Indeed it is, as evidenced by new reports that Libra is hiring James Emmett, formerly of HSBC Bank, to serve as managing director of Libra Networks LLC.
“The Libra Association, of which Facebook is a member, is an independent membership organization based in Geneva created to govern the Libra stablecoin network,” writes Marie Huillet at Cointelegraph. “Libra Networks is responsible for developing and operating the cryptocurrency payments system, and was originally established as a Facebook subsidiary in May 2019. Ownership of the firm was later transferred to the Libra Association in October of that year.”
After 25 years at the bank that’s become famous for anti-money laundering investigations into its operations, Emmett will join an arm of the Libra Association which still wants to build a international stablecoin despite considerable pushback from regulators in important nations.
On its website, Libra is still claiming that it’s going to eventually provide opportunities to an estimated 1.7 billion people who are unbanked around the world.
Citing the slowness and cost of existing international payment transactions, Libra continues to push its global utility, despite a hard pass from both US and European legislators in the past few years.
“Provide people everywhere access to safe and affordable financial services,” reads Libra’s new white paper online. “So people everywhere can live better lives … Moving money around the world should be as easy and cheap as sending a message.
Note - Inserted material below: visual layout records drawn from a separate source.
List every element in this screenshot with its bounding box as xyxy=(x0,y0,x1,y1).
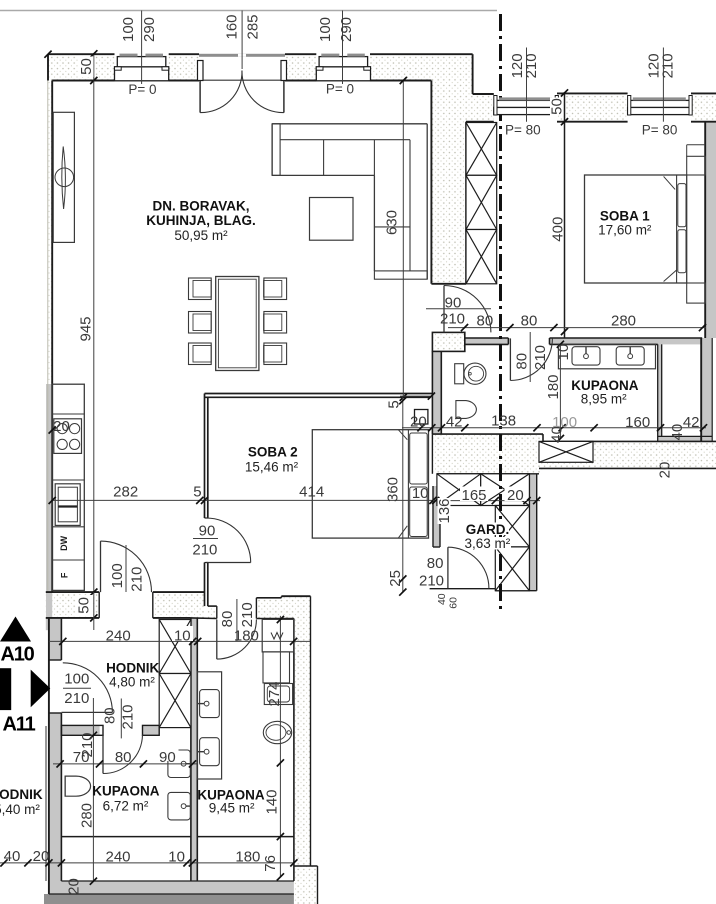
svg-text:GARD.: GARD. xyxy=(466,522,510,537)
svg-text:100: 100 xyxy=(120,17,137,42)
svg-text:210: 210 xyxy=(120,704,137,729)
svg-text:SOBA 2: SOBA 2 xyxy=(248,445,298,460)
svg-text:9,45 m²: 9,45 m² xyxy=(209,801,255,816)
svg-text:HODNIK: HODNIK xyxy=(106,661,159,676)
svg-text:50: 50 xyxy=(549,98,566,115)
svg-text:SOBA 1: SOBA 1 xyxy=(600,208,650,223)
svg-text:80: 80 xyxy=(477,313,494,330)
svg-text:10: 10 xyxy=(412,485,429,502)
svg-text:180: 180 xyxy=(234,628,259,645)
svg-text:280: 280 xyxy=(79,803,96,828)
svg-text:40: 40 xyxy=(436,593,448,605)
svg-text:P= 80: P= 80 xyxy=(642,122,678,137)
svg-text:280: 280 xyxy=(611,313,636,330)
svg-text:290: 290 xyxy=(141,17,158,42)
svg-text:A11: A11 xyxy=(3,714,36,736)
svg-text:25: 25 xyxy=(387,570,404,587)
svg-text:20: 20 xyxy=(33,848,50,865)
svg-text:210: 210 xyxy=(440,310,465,327)
svg-text:40: 40 xyxy=(4,848,21,865)
svg-text:400: 400 xyxy=(550,217,567,242)
svg-text:3,63 m²: 3,63 m² xyxy=(465,536,511,551)
svg-text:180: 180 xyxy=(235,849,260,866)
svg-text:210: 210 xyxy=(523,53,540,78)
svg-text:210: 210 xyxy=(419,573,444,590)
svg-text:80: 80 xyxy=(427,555,444,572)
svg-text:6,72 m²: 6,72 m² xyxy=(103,799,149,814)
svg-text:210: 210 xyxy=(239,602,256,627)
svg-text:240: 240 xyxy=(105,849,130,866)
svg-text:17,60 m²: 17,60 m² xyxy=(598,223,652,238)
svg-text:90: 90 xyxy=(199,523,216,540)
svg-text:210: 210 xyxy=(532,345,549,370)
svg-text:DN. BORAVAK,: DN. BORAVAK, xyxy=(153,198,250,213)
svg-text:80: 80 xyxy=(115,749,132,766)
svg-text:20: 20 xyxy=(656,462,673,479)
svg-text:KUPAONA: KUPAONA xyxy=(92,784,160,799)
svg-text:50,95 m²: 50,95 m² xyxy=(174,228,228,243)
svg-text:P= 0: P= 0 xyxy=(128,82,156,97)
svg-text:10: 10 xyxy=(555,344,572,361)
svg-text:80: 80 xyxy=(513,353,530,370)
svg-text:80: 80 xyxy=(101,707,118,724)
svg-text:210: 210 xyxy=(659,53,676,78)
svg-text:210: 210 xyxy=(128,567,145,592)
svg-text:945: 945 xyxy=(77,316,94,341)
svg-text:274: 274 xyxy=(266,681,283,706)
svg-text:F: F xyxy=(60,572,70,578)
svg-text:100: 100 xyxy=(109,563,126,588)
svg-text:P= 80: P= 80 xyxy=(505,122,541,137)
svg-text:42: 42 xyxy=(446,414,463,431)
svg-text:136: 136 xyxy=(436,498,453,523)
svg-text:80: 80 xyxy=(219,611,236,628)
svg-text:285: 285 xyxy=(244,14,261,39)
svg-text:180: 180 xyxy=(545,374,562,399)
svg-text:60: 60 xyxy=(447,597,459,609)
svg-text:5,40 m²: 5,40 m² xyxy=(0,802,40,817)
svg-text:138: 138 xyxy=(491,413,516,430)
svg-text:290: 290 xyxy=(338,17,355,42)
svg-text:140: 140 xyxy=(263,789,280,814)
svg-text:20: 20 xyxy=(410,414,427,431)
svg-text:A10: A10 xyxy=(1,644,35,666)
svg-text:165: 165 xyxy=(461,487,486,504)
svg-text:20: 20 xyxy=(65,878,82,895)
svg-text:70: 70 xyxy=(73,749,90,766)
svg-text:414: 414 xyxy=(299,484,324,501)
svg-text:P= 0: P= 0 xyxy=(326,82,354,97)
svg-text:50: 50 xyxy=(75,597,92,614)
svg-text:630: 630 xyxy=(383,210,400,235)
svg-text:KUHINJA, BLAG.: KUHINJA, BLAG. xyxy=(146,213,256,228)
svg-text:160: 160 xyxy=(223,14,240,39)
svg-text:4,80 m²: 4,80 m² xyxy=(109,675,155,690)
svg-text:210: 210 xyxy=(192,541,217,558)
svg-text:HODNIK: HODNIK xyxy=(0,787,43,802)
svg-text:8,95 m²: 8,95 m² xyxy=(581,392,627,407)
svg-text:20: 20 xyxy=(53,418,70,435)
svg-text:20: 20 xyxy=(507,487,524,504)
svg-text:10: 10 xyxy=(174,628,191,645)
svg-text:50: 50 xyxy=(78,58,95,75)
svg-text:5: 5 xyxy=(193,484,201,501)
svg-text:100: 100 xyxy=(552,414,577,431)
svg-text:76: 76 xyxy=(262,855,279,872)
svg-text:15,46 m²: 15,46 m² xyxy=(245,460,299,475)
svg-text:90: 90 xyxy=(159,749,176,766)
svg-text:360: 360 xyxy=(384,477,401,502)
svg-text:90: 90 xyxy=(445,294,462,311)
svg-text:80: 80 xyxy=(521,313,538,330)
svg-text:DW: DW xyxy=(59,535,69,550)
svg-text:5: 5 xyxy=(386,400,403,408)
svg-text:10: 10 xyxy=(168,849,185,866)
svg-text:100: 100 xyxy=(317,17,334,42)
svg-text:282: 282 xyxy=(113,484,138,501)
svg-text:42: 42 xyxy=(683,414,700,431)
svg-text:240: 240 xyxy=(106,628,131,645)
svg-text:160: 160 xyxy=(625,414,650,431)
svg-text:100: 100 xyxy=(64,671,89,688)
svg-text:210: 210 xyxy=(64,690,89,707)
No matter where you live, what you do, or how much you earn.”
If anything, Libra seems to have mainly served as a warning to national leaders about what could happen if a global stablecoin eclipses the fiat currencies now used to run national economies. We’re seeing countries slowly warm up to CBDCs, mostly as a deterrent to free reign by some kind of impending global digital coin.
So while Libra remains optimistic, many traders aren’t so sure. For investors, it might make more sense to consider being secondary markets, or smaller players who aren’t so much in the crosshairs of decision-makers around the world.